Мы с матерью переглянулись и поняли, что к нам это не относится, так как в следующую секунду отец рухнул на стул, и одним лишь только взглядом дал нам понять, что сейчас мы втроём будем обдумывать некий план восстановления прежнего шаткого мира.
Ушли действительно все. Никто даже не бросал удивленных взглядов и не задавал вопросов. Лишь короткое «Цисси» донеслось из уст мадам Лестрейндж, но мать смерила ее взглядом и дала понять, что сейчас не время, уходи. Стало легче. Отец упорно продолжал молчать, но его зрачки обнажали его израненную душу. Мы с мамой терпеливо ждали.

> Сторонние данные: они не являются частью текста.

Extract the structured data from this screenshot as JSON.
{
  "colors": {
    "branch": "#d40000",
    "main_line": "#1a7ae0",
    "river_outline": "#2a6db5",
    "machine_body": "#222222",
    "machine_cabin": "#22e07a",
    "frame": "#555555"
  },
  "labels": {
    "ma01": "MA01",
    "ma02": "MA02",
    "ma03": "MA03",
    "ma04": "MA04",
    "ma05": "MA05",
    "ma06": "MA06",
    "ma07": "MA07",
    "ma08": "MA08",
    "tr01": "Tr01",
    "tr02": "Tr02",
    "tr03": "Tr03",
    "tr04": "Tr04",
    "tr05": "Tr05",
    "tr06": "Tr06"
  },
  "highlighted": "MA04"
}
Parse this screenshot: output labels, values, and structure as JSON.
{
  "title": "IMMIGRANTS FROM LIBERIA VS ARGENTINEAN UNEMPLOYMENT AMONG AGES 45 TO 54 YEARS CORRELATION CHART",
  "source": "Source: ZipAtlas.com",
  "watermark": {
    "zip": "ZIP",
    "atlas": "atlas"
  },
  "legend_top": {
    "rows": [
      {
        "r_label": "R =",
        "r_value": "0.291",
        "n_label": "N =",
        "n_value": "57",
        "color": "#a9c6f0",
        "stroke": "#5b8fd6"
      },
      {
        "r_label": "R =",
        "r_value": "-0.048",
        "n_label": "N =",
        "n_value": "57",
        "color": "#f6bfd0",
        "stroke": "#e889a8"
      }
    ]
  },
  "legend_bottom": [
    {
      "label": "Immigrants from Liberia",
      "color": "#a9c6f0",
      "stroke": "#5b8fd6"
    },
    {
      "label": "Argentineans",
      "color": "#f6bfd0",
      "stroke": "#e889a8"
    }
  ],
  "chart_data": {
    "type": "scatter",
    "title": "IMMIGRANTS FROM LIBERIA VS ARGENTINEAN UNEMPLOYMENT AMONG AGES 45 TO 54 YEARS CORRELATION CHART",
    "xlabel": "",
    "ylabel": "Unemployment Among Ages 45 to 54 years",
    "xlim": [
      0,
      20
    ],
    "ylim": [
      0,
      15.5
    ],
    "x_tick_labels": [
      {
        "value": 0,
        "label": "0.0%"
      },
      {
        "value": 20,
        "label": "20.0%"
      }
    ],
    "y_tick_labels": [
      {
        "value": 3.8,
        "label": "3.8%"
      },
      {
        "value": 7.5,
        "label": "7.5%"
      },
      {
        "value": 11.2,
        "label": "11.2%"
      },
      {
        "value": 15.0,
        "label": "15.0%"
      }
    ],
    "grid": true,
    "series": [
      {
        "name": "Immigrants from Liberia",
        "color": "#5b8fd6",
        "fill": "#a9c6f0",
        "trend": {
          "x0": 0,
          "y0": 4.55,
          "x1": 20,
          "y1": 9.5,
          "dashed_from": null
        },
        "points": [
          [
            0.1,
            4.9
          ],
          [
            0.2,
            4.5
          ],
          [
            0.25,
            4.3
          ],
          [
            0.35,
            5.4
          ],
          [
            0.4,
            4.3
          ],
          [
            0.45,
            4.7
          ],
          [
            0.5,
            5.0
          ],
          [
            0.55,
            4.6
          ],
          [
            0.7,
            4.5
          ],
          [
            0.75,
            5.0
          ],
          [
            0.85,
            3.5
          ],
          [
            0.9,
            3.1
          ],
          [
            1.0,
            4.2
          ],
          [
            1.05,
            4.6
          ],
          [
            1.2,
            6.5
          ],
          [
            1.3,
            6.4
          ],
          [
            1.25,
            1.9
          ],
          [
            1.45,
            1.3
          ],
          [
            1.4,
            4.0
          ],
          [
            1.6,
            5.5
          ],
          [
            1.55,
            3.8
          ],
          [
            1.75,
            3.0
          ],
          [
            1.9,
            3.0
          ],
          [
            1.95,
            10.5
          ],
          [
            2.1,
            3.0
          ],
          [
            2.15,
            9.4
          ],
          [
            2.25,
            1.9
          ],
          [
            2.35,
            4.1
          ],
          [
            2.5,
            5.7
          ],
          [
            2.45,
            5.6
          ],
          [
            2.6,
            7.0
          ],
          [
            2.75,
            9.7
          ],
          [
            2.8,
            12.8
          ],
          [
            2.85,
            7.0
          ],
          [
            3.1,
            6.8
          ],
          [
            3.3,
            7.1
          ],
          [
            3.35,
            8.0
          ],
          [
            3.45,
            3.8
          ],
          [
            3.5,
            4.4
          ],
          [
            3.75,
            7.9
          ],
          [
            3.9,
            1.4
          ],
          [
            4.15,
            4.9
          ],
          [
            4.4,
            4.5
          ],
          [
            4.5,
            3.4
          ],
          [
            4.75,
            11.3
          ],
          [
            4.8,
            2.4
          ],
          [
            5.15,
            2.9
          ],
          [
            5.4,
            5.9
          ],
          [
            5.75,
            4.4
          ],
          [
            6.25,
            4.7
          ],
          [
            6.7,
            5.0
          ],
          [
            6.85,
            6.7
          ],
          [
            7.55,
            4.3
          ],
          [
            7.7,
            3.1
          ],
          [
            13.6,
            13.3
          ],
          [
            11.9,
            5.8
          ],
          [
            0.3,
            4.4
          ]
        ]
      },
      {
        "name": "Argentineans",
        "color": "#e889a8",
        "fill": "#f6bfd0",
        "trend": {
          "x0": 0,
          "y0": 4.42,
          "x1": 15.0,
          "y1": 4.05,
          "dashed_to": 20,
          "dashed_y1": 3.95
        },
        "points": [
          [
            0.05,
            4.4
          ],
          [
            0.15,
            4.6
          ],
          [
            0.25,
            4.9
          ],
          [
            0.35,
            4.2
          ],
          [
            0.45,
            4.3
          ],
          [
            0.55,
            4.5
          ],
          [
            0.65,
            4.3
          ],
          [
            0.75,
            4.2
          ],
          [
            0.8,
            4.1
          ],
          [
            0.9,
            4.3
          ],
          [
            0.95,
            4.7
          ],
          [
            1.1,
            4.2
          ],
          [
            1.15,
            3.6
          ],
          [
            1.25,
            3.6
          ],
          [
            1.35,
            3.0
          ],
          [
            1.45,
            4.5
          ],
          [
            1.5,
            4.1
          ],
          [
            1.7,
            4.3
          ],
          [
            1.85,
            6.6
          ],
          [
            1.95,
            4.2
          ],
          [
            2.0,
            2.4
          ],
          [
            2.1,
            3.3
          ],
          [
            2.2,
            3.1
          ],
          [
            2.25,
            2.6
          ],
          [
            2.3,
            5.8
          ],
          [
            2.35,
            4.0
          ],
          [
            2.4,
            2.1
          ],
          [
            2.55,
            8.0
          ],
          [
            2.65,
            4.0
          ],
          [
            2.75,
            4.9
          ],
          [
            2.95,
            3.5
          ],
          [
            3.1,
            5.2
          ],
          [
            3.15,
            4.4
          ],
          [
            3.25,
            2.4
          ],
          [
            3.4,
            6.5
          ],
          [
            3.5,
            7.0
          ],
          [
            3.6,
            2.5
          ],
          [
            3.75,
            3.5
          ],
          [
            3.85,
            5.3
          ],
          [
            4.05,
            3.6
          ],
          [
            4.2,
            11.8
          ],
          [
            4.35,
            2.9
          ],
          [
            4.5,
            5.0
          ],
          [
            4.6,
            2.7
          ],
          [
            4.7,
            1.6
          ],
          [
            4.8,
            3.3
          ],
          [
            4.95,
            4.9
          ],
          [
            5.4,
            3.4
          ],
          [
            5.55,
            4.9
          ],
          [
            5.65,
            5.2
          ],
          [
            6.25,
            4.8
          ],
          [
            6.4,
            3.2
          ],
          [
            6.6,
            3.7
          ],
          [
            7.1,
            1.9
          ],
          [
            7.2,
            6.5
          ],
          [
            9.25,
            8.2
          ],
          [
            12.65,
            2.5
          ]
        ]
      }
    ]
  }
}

Я смотрел в его лицо без страха, иногда ловил его глаза на себе, мысленно соглашаясь со всеми его назревшими безумными идеями, рождавшимися в эти секунды. Нарцисса тоже уловила эту волну раздумий, сжала свои тонкие губы и начала бесшумно бродить из стороны в сторону изредка подходя к отцу и шёпотом обсуждая с ним что-то. Моя кровь вскипала от их обрезков диалога, почему они не просвещают меня, почему не говорят всю информацию открыто. Я ваш чёртов сын! Сын! Но кричать не получается. Все мысли сейчас где-то совсем далеко отсюда.
Мне надо вернуться в замок и присматривать за этой золотой тройкой, чтобы они не смогли вмешаться и нарушить хрупкое перемирие в нашей долбанной семейки. Я должен быть в курсе всех их передвижений, а в частности я должен следить за Грейнджер, разумеется.